While I sipped my Prosecco, he told me about his mother, who became pregnant at seventeen and wouldn’t say who the father was. Naturally, her own father-old man Marescotti, Alessandro’s grandfather-had been furious. He threw her out of the house, and she went to live with her mother’s old school friend, Eva Maria Salimbeni. When Alessandro was born, Eva Maria became his godmother, and she was the one who insisted that the boy should be baptized with the traditional family name, Romeo Alessandro Marescotti, even though she knew it would make old man Marescotti foam at the mouth to have a bastard carry his name.
Finally, in 1977, Alessandro’s grandmother persuaded his grandfather to allow their daughter and grandson to come back to Siena for the first time after Alessandro was born, and the boy was baptized in the Aquila fountain just before the Palio. But that year, the contrada lost both Palios in terrible ways, and old man Marescotti was looking for someone to blame. When he heard that his daughter had taken her little boy to see the Aquila stable before the race-and had let him touch the horse-he became convinced that this was the reason right there: The little bastard had brought bad luck to the whole contrada.
He had yelled to his daughter to take her boy, go back to Rome, and not come home again before she had found a husband. So, she did. She went back to Rome and found a husband, a very good man who was a Carabinieri officer. This man let Alessandro use his last name, Santini, and brought him up like his own sons, with discipline and love. That was how Romeo Marescotti became Alessandro Santini.
But still, every summer, Alessandro had to spend a month at his grandparents’ farm in Siena, to get to know his cousins and get away from the big city. This was not his grandfather’s idea, or his mother’s; but it was his grandmother who insisted on it.
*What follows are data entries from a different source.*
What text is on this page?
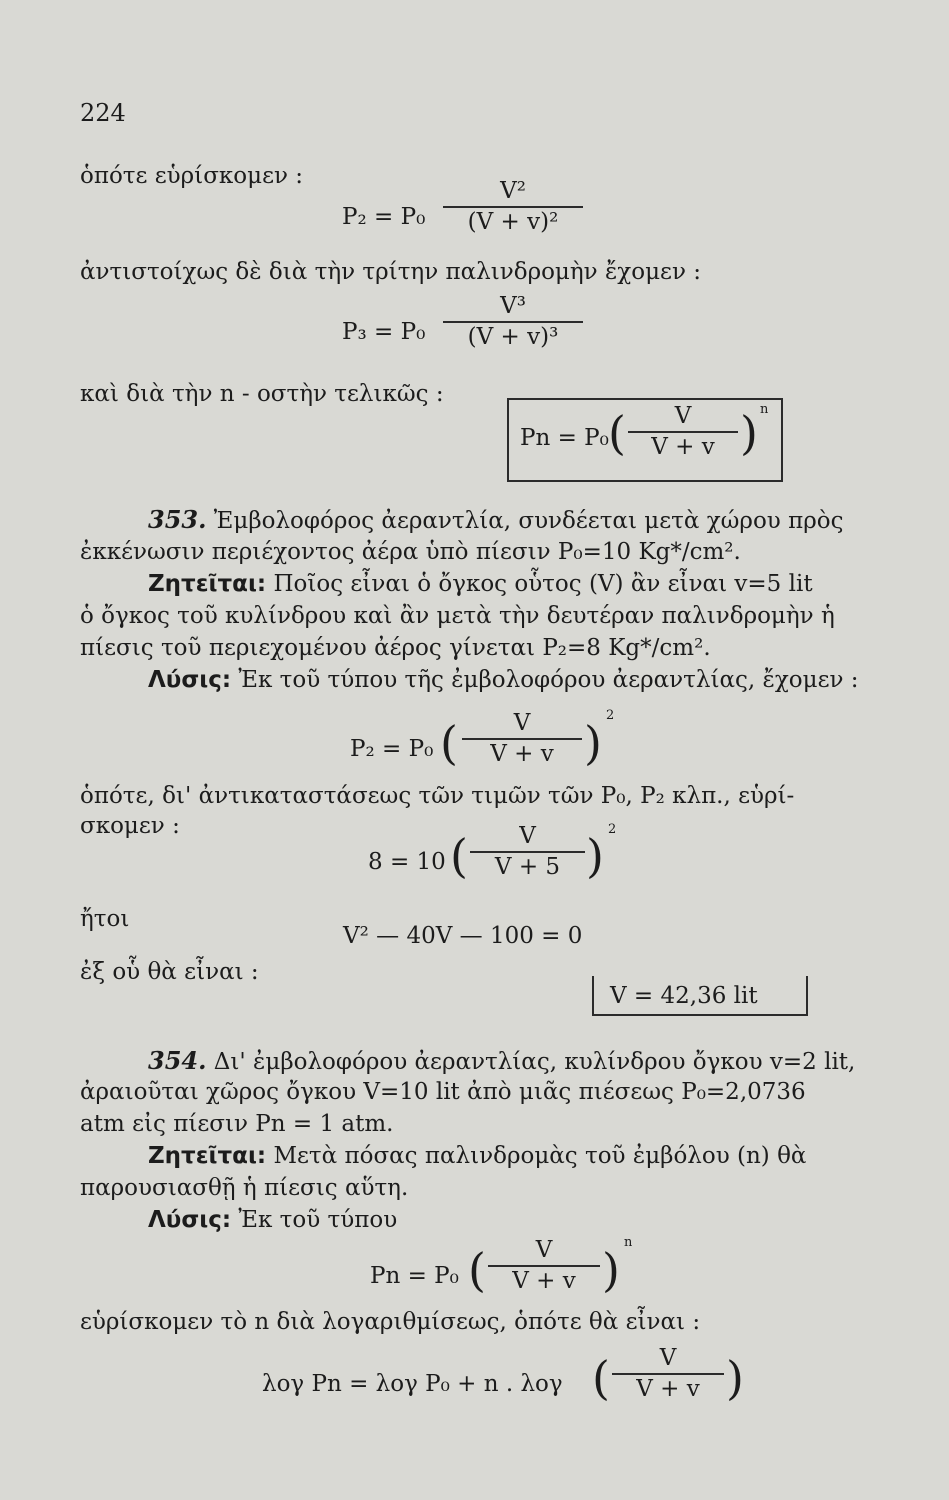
224
ὁπότε εὑρίσκομεν :
$P_2 = P_0 \frac{\text{V²}}{\text{(V + v)²}}$
ἀντιστοίχως δὲ διὰ τὴν τρίτην παλινδρομὴν ἔχομεν :
$P_3 = P_0 \frac{\text{V³}}{\text{(V + v)³}}$
καὶ διὰ τὴν n - οστὴν τελικῶς :
Pn = P₀ ( $\frac{V}{V + v}$ ) n
353. Ἐμβολοφόρος ἀεραντλία, συνδέεται μετὰ χώρου πρὸς
ἐκκένωσιν περιέχοντος ἀέρα ὑπὸ πίεσιν P₀=10 Kg*/cm².
Ζητεῖται: Ποῖος εἶναι ὁ ὄγκος οὗτος (V) ἂν εἶναι v=5 lit
ὁ ὄγκος τοῦ κυλίνδρου καὶ ἂν μετὰ τὴν δευτέραν παλινδρομὴν ἡ
πίεσις τοῦ περιεχομένου ἀέρος γίνεται P₂=8 Kg*/cm².
Λύσις: Ἐκ τοῦ τύπου τῆς ἐμβολοφόρου ἀεραντλίας, ἔχομεν :
P₂ = P₀ ( $\frac{V}{V + v}$ )
2
ὁπότε, δι' ἀντικαταστάσεως τῶν τιμῶν τῶν P₀, P₂ κλπ., εὑρί-
σκομεν :
8 = 10 ( $\frac{V}{V + 5}$ ) 2
ἤτοι
V² — 40V — 100 = 0
ἐξ οὗ θὰ εἶναι :
V = 42,36 lit
354. Δι' ἐμβολοφόρου ἀεραντλίας, κυλίνδρου ὄγκου v=2 lit,
ἀραιοῦται χῶρος ὄγκου V=10 lit ἀπὸ μιᾶς πιέσεως P₀=2,0736
atm εἰς πίεσιν Pn = 1 atm.
Ζητεῖται: Μετὰ πόσας παλινδρομὰς τοῦ ἐμβόλου (n) θὰ
παρουσιασθῇ ἡ πίεσις αὕτη.
Λύσις: Ἐκ τοῦ τύπου
Pn = P₀ ( $\frac{V}{V + v}$ )
n
εὑρίσκομεν τὸ n διὰ λογαριθμίσεως, ὁπότε θὰ εἶναι :
λογ Pn = λογ P₀ + n . λογ ( $\frac{V}{V + v}$ )
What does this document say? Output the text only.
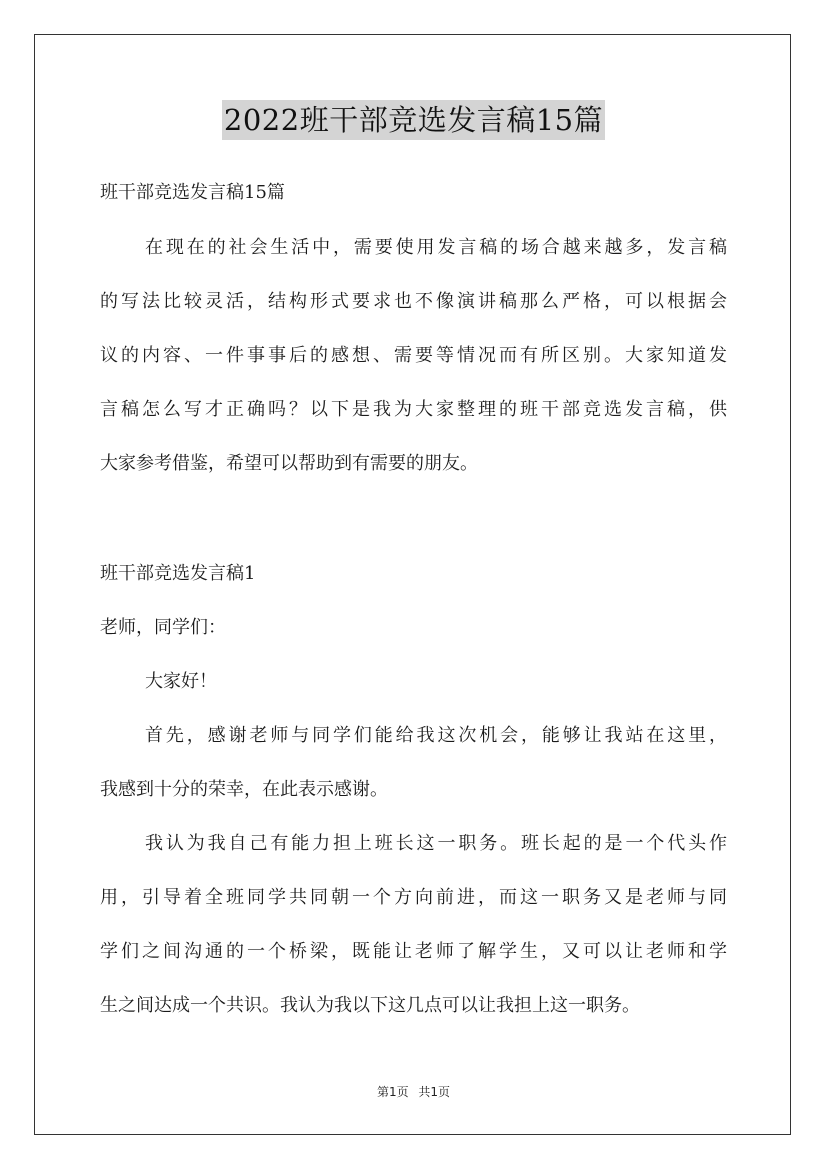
2022班干部竞选发言稿15篇
班干部竞选发言稿15篇
在现在的社会生活中，需要使用发言稿的场合越来越多，发言稿
的写法比较灵活，结构形式要求也不像演讲稿那么严格，可以根据会
议的内容、一件事事后的感想、需要等情况而有所区别。大家知道发
言稿怎么写才正确吗？以下是我为大家整理的班干部竞选发言稿，供
大家参考借鉴，希望可以帮助到有需要的朋友。
班干部竞选发言稿1
老师，同学们：
大家好！
首先，感谢老师与同学们能给我这次机会，能够让我站在这里，
我感到十分的荣幸，在此表示感谢。
我认为我自己有能力担上班长这一职务。班长起的是一个代头作
用，引导着全班同学共同朝一个方向前进，而这一职务又是老师与同
学们之间沟通的一个桥梁，既能让老师了解学生，又可以让老师和学
生之间达成一个共识。我认为我以下这几点可以让我担上这一职务。
第1页 共1页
The only thing she could not persuade old man Marescotti to do was to let Alessandro come to the Palio. Everyone would go-cousins, uncles, aunts-but Alessandro had to stay at home, because his grandfather was afraid he would bring bad luck to the Aquila horse. Or so he said. So, Alessandro had stayed behind on the farm all alone, and had made his own Palio riding the old workhorse around. Later, he learned how to fix scooters and motorcycles, and his Palio had been just as dangerous as the real thing.
In the end, he didn’t want to go back to Siena at all, for whenever he went, his grandfather would nag him with comments about his mother, who-for good reason-never came to visit. And so Alessandro finished school and joined the Carabinieri like his father and brothers, and did everything to forget that he was Romeo Marescotti. From then on, he only called himself Alessandro Santini, and he traveled as far away as he could from Siena, signing up every time there was a peacekeeping mission in another country. This was how he ended up in Iraq, perfecting his English in yelling arguments with American defense contractors and narrowly avoiding being blown to bits when insurgents ran a truck full of explosives into the Carabinieri headquarters in Nassiriyah.
When he finally visited Siena, he did not tell anyone that he was there, not even his grandmother. But on the night before the Palio, he went to the contrada stable. He didn’t plan it; he just couldn’t stay away. His uncle was there, guarding the horse, and when Alessandro told him who he was, his uncle was so excited that he let him touch the yellow-and-black Aquila giubbetto-the jacket that the jockey would wear during the race-for good luck.